Mr. Burke brings up the critical point. Can we guarentee (sic) that we can control the drones if we went up against somebody who is as good at EW as we are. I wouldn't bet on it.

Jack Gander

Tue, 10/11/2011 - 6:51pm

The human in the cockpit is the limiting factor to significant advancements in fixed wing aircraft.

Are you assuming the data links, navigation systems, GPS, software applications and communication networks on your airframe are not subject to hacking or jamming? Do you think your supply chain is so "air tight" that malware couldn't be inserted during upgrades or testing?
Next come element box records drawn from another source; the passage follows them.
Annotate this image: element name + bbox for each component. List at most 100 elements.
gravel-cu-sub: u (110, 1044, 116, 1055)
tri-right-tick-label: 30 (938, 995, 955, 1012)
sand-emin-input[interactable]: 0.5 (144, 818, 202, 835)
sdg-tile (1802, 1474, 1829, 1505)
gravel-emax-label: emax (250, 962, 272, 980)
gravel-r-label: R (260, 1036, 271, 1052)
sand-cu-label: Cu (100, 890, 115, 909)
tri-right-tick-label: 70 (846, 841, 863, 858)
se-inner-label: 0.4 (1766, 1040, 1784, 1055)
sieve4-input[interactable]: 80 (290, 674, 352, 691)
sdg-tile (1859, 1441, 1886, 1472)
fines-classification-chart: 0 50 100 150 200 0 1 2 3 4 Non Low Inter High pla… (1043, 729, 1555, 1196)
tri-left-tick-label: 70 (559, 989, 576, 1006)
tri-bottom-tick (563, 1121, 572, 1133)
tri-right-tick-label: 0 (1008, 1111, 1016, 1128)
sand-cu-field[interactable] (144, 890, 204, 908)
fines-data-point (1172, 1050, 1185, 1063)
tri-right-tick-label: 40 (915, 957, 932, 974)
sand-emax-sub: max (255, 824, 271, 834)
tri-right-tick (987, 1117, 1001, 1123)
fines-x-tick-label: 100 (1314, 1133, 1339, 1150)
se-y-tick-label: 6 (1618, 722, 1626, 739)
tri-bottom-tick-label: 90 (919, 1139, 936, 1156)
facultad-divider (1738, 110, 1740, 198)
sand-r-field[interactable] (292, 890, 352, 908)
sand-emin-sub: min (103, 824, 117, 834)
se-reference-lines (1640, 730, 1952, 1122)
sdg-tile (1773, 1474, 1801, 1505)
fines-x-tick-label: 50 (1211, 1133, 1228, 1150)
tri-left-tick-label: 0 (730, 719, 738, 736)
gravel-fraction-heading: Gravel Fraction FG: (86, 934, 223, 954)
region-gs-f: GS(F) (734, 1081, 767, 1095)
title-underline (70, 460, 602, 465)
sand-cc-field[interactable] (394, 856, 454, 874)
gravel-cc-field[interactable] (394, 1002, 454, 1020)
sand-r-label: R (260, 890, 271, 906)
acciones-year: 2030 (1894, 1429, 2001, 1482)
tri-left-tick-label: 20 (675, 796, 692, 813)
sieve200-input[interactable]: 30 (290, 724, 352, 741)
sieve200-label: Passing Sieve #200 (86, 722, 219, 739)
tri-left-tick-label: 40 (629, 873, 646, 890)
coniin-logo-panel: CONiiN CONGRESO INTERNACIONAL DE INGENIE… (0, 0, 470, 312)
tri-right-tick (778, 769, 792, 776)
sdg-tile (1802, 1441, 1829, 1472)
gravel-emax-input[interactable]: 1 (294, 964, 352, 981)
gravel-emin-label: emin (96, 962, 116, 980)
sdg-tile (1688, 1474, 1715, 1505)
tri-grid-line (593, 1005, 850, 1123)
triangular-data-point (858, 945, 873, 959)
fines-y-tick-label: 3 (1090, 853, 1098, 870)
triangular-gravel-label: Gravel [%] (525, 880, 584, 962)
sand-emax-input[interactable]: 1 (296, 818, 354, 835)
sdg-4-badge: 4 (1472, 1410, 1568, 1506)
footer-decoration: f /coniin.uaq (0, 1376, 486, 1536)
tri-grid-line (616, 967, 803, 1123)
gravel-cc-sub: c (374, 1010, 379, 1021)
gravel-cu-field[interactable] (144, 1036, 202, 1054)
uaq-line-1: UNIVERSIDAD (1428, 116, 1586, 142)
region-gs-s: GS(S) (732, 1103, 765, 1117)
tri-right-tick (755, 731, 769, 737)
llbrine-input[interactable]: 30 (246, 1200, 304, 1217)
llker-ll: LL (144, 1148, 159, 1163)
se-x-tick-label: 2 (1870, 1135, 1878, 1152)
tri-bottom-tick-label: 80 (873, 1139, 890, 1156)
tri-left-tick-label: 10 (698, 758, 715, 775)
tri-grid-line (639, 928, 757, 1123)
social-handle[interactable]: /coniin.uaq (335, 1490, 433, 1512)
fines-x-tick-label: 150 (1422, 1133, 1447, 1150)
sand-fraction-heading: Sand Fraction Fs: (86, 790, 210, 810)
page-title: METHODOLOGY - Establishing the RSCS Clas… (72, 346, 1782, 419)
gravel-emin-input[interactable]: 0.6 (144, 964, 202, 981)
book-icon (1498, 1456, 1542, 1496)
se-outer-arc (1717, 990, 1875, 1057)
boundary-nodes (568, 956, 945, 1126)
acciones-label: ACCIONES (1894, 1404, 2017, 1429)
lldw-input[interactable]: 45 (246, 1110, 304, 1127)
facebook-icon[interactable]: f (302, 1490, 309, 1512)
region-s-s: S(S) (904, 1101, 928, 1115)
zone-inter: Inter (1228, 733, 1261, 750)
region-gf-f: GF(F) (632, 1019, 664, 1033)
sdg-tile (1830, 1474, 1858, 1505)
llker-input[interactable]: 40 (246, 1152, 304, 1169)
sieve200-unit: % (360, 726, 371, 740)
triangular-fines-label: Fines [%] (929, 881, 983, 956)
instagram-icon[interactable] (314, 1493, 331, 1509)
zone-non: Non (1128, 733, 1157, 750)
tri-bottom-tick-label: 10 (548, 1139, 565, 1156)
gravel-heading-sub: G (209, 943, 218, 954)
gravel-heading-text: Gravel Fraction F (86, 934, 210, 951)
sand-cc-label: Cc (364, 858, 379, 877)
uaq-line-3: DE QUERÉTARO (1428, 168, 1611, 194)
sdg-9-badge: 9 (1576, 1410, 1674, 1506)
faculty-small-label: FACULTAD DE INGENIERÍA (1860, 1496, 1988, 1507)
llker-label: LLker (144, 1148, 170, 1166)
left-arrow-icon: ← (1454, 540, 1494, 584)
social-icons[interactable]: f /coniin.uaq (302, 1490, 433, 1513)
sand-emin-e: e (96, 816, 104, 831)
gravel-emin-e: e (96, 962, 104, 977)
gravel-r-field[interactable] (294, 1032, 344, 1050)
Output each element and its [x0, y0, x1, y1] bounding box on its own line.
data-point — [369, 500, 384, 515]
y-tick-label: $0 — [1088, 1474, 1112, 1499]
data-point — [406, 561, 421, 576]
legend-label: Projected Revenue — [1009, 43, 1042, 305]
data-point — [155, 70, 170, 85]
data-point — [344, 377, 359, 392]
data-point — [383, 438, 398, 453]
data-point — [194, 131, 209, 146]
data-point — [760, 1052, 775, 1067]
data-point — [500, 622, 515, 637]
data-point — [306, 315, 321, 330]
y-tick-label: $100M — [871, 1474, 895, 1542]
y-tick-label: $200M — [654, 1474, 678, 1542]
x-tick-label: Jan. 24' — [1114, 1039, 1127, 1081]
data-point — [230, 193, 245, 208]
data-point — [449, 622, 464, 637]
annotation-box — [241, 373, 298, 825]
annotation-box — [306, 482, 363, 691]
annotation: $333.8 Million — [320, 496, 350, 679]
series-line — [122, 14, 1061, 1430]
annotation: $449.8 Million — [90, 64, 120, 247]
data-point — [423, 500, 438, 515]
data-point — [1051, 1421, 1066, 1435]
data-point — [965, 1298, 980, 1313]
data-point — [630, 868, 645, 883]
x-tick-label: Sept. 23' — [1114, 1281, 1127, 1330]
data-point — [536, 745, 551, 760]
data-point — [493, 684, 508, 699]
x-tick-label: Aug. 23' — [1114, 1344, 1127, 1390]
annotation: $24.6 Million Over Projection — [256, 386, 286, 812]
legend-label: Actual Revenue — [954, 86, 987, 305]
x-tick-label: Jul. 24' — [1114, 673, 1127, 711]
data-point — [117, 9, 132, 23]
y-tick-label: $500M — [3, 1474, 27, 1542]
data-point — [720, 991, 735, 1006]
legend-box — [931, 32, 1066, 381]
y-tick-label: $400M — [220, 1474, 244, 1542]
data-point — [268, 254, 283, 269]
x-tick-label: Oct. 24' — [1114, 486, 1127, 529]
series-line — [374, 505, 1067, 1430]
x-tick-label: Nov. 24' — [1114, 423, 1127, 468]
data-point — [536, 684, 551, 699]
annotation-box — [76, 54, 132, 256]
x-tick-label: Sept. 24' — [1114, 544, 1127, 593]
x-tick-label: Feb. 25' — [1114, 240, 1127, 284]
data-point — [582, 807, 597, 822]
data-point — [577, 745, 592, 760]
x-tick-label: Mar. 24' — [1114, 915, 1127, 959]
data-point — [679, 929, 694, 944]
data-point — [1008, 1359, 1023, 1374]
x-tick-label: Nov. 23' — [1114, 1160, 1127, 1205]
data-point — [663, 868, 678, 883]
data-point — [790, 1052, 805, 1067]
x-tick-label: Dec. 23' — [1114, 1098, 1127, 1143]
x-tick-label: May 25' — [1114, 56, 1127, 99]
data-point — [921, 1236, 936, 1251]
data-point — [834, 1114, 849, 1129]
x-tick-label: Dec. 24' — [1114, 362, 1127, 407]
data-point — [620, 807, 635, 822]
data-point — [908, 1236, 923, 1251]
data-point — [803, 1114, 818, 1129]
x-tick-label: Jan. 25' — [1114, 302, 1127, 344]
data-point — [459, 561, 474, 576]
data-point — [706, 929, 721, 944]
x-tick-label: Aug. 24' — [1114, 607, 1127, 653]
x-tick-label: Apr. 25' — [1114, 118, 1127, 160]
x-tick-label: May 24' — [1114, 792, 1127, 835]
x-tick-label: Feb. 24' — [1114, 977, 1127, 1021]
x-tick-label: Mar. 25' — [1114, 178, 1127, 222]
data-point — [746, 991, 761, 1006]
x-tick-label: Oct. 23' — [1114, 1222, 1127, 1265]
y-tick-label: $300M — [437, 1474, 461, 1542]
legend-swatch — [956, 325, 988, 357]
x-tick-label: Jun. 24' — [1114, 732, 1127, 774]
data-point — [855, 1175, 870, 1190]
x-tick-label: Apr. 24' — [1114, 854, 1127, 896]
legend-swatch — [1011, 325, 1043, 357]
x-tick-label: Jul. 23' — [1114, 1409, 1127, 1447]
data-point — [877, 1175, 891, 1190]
I think both manned and unmanned AC are equally dependent on data systems to operate properly and therefore both are equally vulnerable.

Yes a manned system may be able to RTB, but that's really about the only advantage.

MichaelVail

Tue, 10/11/2011 - 3:41pm

Outsourcing humanity for semi autonomous machines. Who will hold a job in the DoD 30 years from now. Reverse engineering the brain and artificial intelligence development is all the rage right now. I wonder if it possible to create that 'global information grid' for the sake of total information awareness when there are no boots on the ground. Will the battle tested field generals be sent packing, only to replace them with drones who shoot first and ask no questions? Is this what military strategists truly desire?